Prayer for the day
Let the words of my mouth and the meditation of my heart be acceptable in your sight, O LORD, my strength and my redeemer.
Scripture for the day
Why does God seem so mad at the other nations surrounding the Israelites in the First Testament and then seem to reverse his opinion in Jesus in the Second? Why is the woman who approaches Jesus allowed not only to live, but to have her daughter healed, while the other nations around Israel have to be slaughtered? Why is God so happy with a man that drives a spear through a canoodling couple?
At first glance it seems like we’re either dealing with two different gods or at least one God with very different approaches to people depending on their timing.

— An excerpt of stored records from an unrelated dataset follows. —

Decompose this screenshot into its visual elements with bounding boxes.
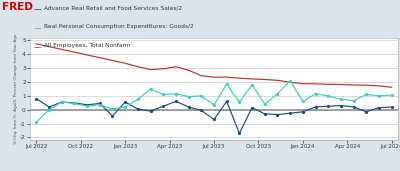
Y-axis label: % Chg. from Yr. Ago/2, Percent Change from Year Ago: % Chg. from Yr. Ago/2, Percent Change fr…	[14, 34, 18, 144]
Text: Real Personal Consumption Expenditures: Goods/2: Real Personal Consumption Expenditures: …	[44, 24, 194, 29]
Text: Advance Real Retail and Food Services Sales/2: Advance Real Retail and Food Services Sa…	[44, 5, 182, 10]
Text: FRED: FRED	[2, 2, 33, 12]
Text: —: —	[34, 24, 44, 33]
Text: —: —	[34, 43, 44, 52]
Text: All Employees, Total Nonfarm: All Employees, Total Nonfarm	[44, 43, 130, 48]
Text: —: —	[34, 5, 44, 14]
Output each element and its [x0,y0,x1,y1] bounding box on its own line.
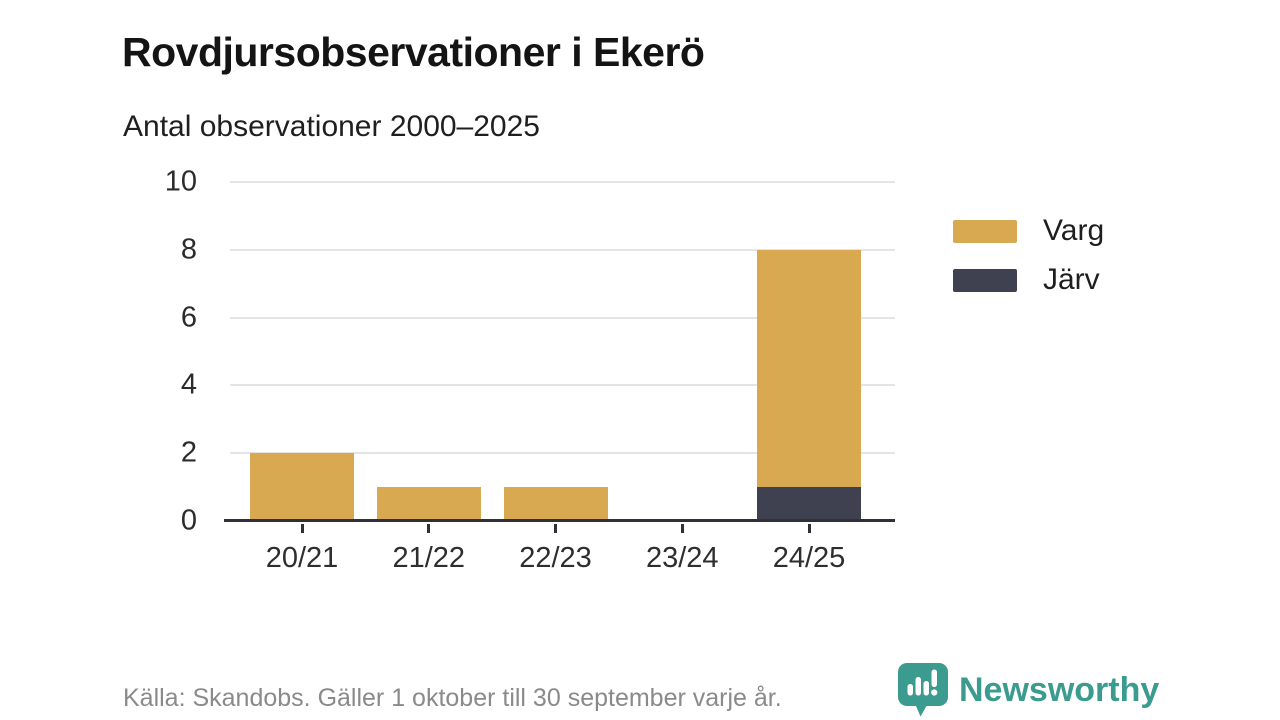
legend-label-varg: Varg [1043,214,1105,247]
gridline-4 [230,384,895,387]
y-tick-label: 6 [180,301,197,334]
legend-item-järv: Järv [953,265,1104,295]
bar-segment-järv-24/25 [757,487,861,521]
x-tick-label: 20/21 [265,542,339,574]
legend-swatch-varg [953,219,1017,243]
gridline-8 [230,248,895,251]
gridline-10 [230,181,895,183]
x-tick-label: 22/23 [519,542,592,574]
y-tick-label: 8 [180,233,197,266]
legend-swatch-järv [953,268,1017,292]
y-axis-labels: 0 2 4 6 8 10 [80,167,197,535]
x-axis-labels: 20/21 21/22 22/23 23/24 24/25 [230,521,895,591]
newsworthy-branding: Newsworthy [897,662,1159,718]
bar-segment-varg-24/25 [757,249,861,488]
gridline-2 [230,452,895,455]
x-tick-label: 23/24 [645,542,719,574]
y-tick-label: 0 [180,504,197,537]
x-tick-mark [554,524,557,533]
bar-segment-varg-20/21 [250,453,354,521]
x-tick-label: 21/22 [392,542,466,574]
plot-area [224,181,895,522]
x-tick-mark [680,524,684,533]
gridline-6 [230,316,895,319]
y-tick-label: 2 [180,436,197,469]
chart-subtitle: Antal observationer 2000–2025 [123,110,540,143]
y-tick-label: 10 [164,165,197,198]
y-tick-label: 4 [180,368,197,401]
x-axis-line [224,519,895,522]
newsworthy-logo-icon [898,663,948,717]
newsworthy-logo-text: Newsworthy [959,671,1160,709]
x-tick-mark [427,524,431,533]
x-tick-label: 24/25 [772,542,846,574]
legend-label-järv: Järv [1043,263,1100,296]
bar-segment-varg-22/23 [503,487,608,521]
bar-segment-varg-21/22 [376,487,481,521]
x-tick-mark [300,524,304,533]
x-tick-mark [807,524,811,533]
source-note: Källa: Skandobs. Gäller 1 oktober till 3… [123,684,782,712]
chart-title: Rovdjursobservationer i Ekerö [122,29,705,76]
chart-legend: Varg Järv [953,216,1104,314]
legend-item-varg: Varg [953,216,1104,246]
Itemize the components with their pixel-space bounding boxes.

However, what we miss at first glance is the historical setting and the heart of God in both cases. God’s desire for the purity of the Israelite people, God’s knowledge of their moral frailty, and God’s desire to keep them in covenant, drives God’s anger at the Israelites and surrounding nations in the First Testament. The Israelites are supposed to be a people who bring blessing to the surrounding nations by showing the surrounding nations the goodness of God and the character God is trying to develop in them. Instead, at every instance, they seem bent on deserting God for the “next big thing,” be that other gods, other nations, or simple whining.
God looks for people among His people who carry the same flame for purity that God carries. In killing the Midianite woman and the man she was with, Phinehas was trying to prevent Israel from falling away from God.
In the Second Testament, however, Jesus is calling the nations to join the kingdom, starting with the Jews and moving to other nations around them. The woman who asks for her daughter to be healed seems to know that Jesus was sent to the Jews first, but is drawn to the work of God, and so believes. Instead of drawing others away, she is drawn in to Jesus.
Let us be the kind of pure people who attract others to the kingdom, not through force, nor through trickery, but by lives and words that point to Jesus.